With a fully electrified drivetrain, clever fast charging systems and cutting-edge digital information technology, Audi’s freshly unboxed E-Tron is far from conventional, but the company’s first EV heralds a revolutionary feature that is not just unusual, it’s unique.
Place an order for an E-Tron and you’ll get the option to ditch the conventional glass door mirrors in favour of new ‘virtual exterior mirrors’ and the automotive first is more than just a flashy gimmick.
The clever rearward facing cameras add another $3500 to the bottom line, but Audi’s revolutionary feature brings some significant technological advances and advantages. Here’s why Audi’s innovation is one of the coolest features to be seen on a new model in years.
Audi Virtual Exterior Mirrors
Instead of a normal pod housing a glass mirror as found on virtually every production car since door mirrors became a legal requirement, Audi’s virtual exterior mirror has a more compact camera housed in a slimline stalk.

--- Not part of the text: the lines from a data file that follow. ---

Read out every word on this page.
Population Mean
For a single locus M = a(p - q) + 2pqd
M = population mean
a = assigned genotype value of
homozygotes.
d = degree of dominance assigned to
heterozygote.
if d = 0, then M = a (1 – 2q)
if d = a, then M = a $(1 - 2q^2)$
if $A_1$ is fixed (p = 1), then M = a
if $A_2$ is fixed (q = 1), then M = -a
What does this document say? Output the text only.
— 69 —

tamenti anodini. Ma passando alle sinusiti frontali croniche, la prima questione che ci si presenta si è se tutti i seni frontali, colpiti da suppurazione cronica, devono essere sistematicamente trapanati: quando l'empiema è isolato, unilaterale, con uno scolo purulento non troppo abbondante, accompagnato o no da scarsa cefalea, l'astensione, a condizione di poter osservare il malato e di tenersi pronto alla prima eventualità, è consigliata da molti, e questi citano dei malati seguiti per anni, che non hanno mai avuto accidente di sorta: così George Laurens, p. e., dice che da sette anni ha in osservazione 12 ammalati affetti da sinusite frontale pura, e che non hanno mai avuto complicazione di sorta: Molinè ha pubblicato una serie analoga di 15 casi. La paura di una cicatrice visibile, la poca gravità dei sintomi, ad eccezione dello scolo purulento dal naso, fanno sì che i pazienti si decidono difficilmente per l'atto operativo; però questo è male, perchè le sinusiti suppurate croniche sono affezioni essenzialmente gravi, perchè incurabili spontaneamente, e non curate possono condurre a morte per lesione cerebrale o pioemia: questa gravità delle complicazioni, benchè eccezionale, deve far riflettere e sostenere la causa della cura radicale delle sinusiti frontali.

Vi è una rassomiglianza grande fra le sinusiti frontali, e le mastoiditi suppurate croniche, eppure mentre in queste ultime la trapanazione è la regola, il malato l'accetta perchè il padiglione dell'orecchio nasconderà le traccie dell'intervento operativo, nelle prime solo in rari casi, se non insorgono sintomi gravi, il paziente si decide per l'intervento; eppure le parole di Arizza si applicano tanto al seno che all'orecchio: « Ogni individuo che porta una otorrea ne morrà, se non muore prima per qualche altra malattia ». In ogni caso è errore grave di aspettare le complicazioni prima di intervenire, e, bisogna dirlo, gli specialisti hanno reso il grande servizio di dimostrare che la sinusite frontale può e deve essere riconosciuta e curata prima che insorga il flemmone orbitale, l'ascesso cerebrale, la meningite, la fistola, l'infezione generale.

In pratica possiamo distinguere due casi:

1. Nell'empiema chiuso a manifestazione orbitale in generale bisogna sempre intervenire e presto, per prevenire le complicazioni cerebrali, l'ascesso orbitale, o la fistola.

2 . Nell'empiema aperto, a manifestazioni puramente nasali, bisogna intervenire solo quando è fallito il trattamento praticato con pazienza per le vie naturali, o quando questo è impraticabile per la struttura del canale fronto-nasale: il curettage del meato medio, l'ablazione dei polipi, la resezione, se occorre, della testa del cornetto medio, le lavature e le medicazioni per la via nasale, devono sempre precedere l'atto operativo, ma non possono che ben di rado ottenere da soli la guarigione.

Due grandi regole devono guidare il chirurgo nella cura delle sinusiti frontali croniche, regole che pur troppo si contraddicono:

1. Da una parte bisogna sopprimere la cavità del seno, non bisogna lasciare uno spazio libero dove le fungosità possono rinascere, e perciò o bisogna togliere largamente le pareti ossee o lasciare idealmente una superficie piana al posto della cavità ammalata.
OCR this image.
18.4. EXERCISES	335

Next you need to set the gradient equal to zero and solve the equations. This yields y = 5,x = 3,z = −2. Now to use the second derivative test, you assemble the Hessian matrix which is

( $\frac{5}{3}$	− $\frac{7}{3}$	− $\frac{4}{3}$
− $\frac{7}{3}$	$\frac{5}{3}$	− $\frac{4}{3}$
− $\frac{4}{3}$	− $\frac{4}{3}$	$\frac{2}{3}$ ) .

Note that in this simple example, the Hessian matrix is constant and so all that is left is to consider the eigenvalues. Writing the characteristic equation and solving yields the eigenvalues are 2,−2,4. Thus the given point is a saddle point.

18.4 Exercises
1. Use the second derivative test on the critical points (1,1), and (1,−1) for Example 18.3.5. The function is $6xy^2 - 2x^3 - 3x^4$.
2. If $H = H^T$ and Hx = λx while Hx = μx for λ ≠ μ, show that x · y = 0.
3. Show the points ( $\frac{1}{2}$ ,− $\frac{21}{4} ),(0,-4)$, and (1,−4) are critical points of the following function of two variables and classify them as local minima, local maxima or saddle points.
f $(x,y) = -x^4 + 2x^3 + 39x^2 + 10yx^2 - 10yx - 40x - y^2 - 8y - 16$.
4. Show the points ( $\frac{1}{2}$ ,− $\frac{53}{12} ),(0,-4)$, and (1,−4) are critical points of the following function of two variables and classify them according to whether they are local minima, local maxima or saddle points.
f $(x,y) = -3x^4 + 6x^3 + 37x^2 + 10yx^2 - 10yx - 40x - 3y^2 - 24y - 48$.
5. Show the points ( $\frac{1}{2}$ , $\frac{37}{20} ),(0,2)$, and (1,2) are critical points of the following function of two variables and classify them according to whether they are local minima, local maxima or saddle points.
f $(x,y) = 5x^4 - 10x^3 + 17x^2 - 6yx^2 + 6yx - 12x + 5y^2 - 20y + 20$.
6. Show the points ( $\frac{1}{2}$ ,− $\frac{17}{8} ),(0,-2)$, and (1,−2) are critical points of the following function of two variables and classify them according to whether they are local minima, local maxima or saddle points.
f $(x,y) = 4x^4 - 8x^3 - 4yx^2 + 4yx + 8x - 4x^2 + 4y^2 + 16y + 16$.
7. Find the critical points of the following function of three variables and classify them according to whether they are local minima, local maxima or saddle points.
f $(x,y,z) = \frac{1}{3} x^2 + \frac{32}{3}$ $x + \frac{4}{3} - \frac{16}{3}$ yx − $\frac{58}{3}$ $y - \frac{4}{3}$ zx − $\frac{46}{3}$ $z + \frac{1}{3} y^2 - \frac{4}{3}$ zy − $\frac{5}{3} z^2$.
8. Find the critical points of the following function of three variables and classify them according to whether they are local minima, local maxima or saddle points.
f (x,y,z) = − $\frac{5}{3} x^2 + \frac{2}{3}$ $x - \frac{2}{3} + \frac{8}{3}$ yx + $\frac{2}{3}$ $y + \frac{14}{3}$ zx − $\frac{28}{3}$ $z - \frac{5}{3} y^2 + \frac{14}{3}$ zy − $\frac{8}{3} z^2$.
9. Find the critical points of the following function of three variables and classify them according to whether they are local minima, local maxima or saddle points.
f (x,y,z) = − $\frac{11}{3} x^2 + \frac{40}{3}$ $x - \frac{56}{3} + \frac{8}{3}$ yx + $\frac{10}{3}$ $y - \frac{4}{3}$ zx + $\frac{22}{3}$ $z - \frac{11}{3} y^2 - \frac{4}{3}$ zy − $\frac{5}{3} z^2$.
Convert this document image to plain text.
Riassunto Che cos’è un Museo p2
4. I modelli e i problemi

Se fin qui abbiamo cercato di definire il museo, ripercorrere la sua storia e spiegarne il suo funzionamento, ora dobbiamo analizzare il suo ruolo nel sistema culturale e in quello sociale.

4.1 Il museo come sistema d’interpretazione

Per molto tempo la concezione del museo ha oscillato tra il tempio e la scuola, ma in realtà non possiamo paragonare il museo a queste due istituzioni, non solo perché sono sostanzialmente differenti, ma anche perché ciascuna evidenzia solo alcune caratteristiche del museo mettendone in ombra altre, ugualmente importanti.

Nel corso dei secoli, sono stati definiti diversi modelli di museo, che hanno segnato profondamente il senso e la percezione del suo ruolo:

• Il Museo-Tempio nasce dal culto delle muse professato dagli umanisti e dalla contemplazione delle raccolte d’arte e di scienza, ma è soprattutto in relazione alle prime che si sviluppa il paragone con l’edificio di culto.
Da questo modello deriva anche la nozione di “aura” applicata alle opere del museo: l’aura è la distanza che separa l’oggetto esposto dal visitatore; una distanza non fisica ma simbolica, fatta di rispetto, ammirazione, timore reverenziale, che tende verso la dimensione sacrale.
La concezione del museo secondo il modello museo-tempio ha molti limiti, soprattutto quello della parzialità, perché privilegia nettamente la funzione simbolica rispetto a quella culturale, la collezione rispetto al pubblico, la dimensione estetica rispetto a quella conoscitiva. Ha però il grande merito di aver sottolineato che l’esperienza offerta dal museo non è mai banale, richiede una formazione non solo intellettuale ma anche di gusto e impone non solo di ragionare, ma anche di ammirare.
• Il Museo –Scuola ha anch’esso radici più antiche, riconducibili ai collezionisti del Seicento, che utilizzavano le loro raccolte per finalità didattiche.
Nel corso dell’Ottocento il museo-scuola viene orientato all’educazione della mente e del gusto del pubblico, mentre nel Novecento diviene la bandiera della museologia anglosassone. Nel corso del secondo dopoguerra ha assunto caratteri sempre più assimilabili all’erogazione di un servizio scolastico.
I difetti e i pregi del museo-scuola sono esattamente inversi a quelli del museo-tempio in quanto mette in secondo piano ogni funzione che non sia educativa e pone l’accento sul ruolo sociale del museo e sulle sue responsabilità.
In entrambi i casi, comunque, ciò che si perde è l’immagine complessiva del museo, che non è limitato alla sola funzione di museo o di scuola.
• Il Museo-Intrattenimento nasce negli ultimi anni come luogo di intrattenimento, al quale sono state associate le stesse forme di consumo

It captures images in real time along each side of the vehicle and relays them to a 7.0-inch OLED screen just inside the car at the base of the A-pillar. There are three modes according to the type of driving.
A kerb view focusses in on the wheels for parking, intersection view for negotiating tricky junctions and a broader, higher motorway view to monitor the blind spot and approaching traffic.
The casing also includes a turn-signal repeater and a smaller camera that faces downwards and provides a quarter of the information for the 360-degree parking function.
No nasty surprises
Convex and concave mirrors can provide only a fixed focus and field of view but the virtual mirror not only provides a broader perspective, it can also focus on particular areas of importance. This is either done automatically or by an occupant manually selecting a point of interest. Blind spots, particularly on the driver’s side, are virtually eliminated.
While mirrors can only ever reflect the amount of available light, the image from the camera is enhanced and, if necessary, brightened. The effect is similar to a night-vision camera and provides better visibility and safety at night and during bad weather.
Slippery and quiet
With a smaller frontal surface area compared with a mirror, the virtual mirror reduces wind resistance which Audi says increases the efficiency and range of the E-Tron by 5.0 percent compared with standard mirrors, and lowers the drag coefficient by 0.02Cd. There’s also less wind noise created by air flowing over obstructions.
Clean and warm
The lens of the virtual mirror is recessed deeply into the body of the housing which keeps it free from dirt, while a special heated cover prevents water and ice obscuring its view.
The pair of high-resolution OLED screens are located inside the car making their images closer and easier to see than a mirror situated outside the vehicle. The edges of the screens illuminate with colour-coded warnings to warn the driver of approaching vehicles or other potential hazards.
The screens are also touch sensitive with a proximity sensor to display options as an occupant’s hand approaches. Touchscreen controls allow the field of view to be switched as well as aiming the view in a similar manner to a conventional mirror’s adjustment.
With a lower profile overall, the virtual mirror obscures less of the overall side and forward view, offering the driver and occupants a better view of the surroundings for enhanced comfort and safety.
Concept no more
In addition to all the safety and functional advantages, Audi’s revolutionary virtual mirrors bring an incredible new look that has, until now, been confined to the fantasy world of concept cars and one-off custom builds.
But if Audi’s E-Tron is demonstrating the value and advantages of a digital camera in place of a conventional mirror, why has it taken this long for a production version to eventuate? Ultimately it is a matter of cost and complexity.
Until now, screens may not have been able to offer images sharp enough or a picture that refreshes fast enough or that are sufficiently compact, light and affordable.
And, while Audi’s innovation still adds a significant cost to the options list, manufacturers are increasingly challenged to make their cars safer and more efficient. That’s why, in this particular case, technology is leading the way forward by looking backwards.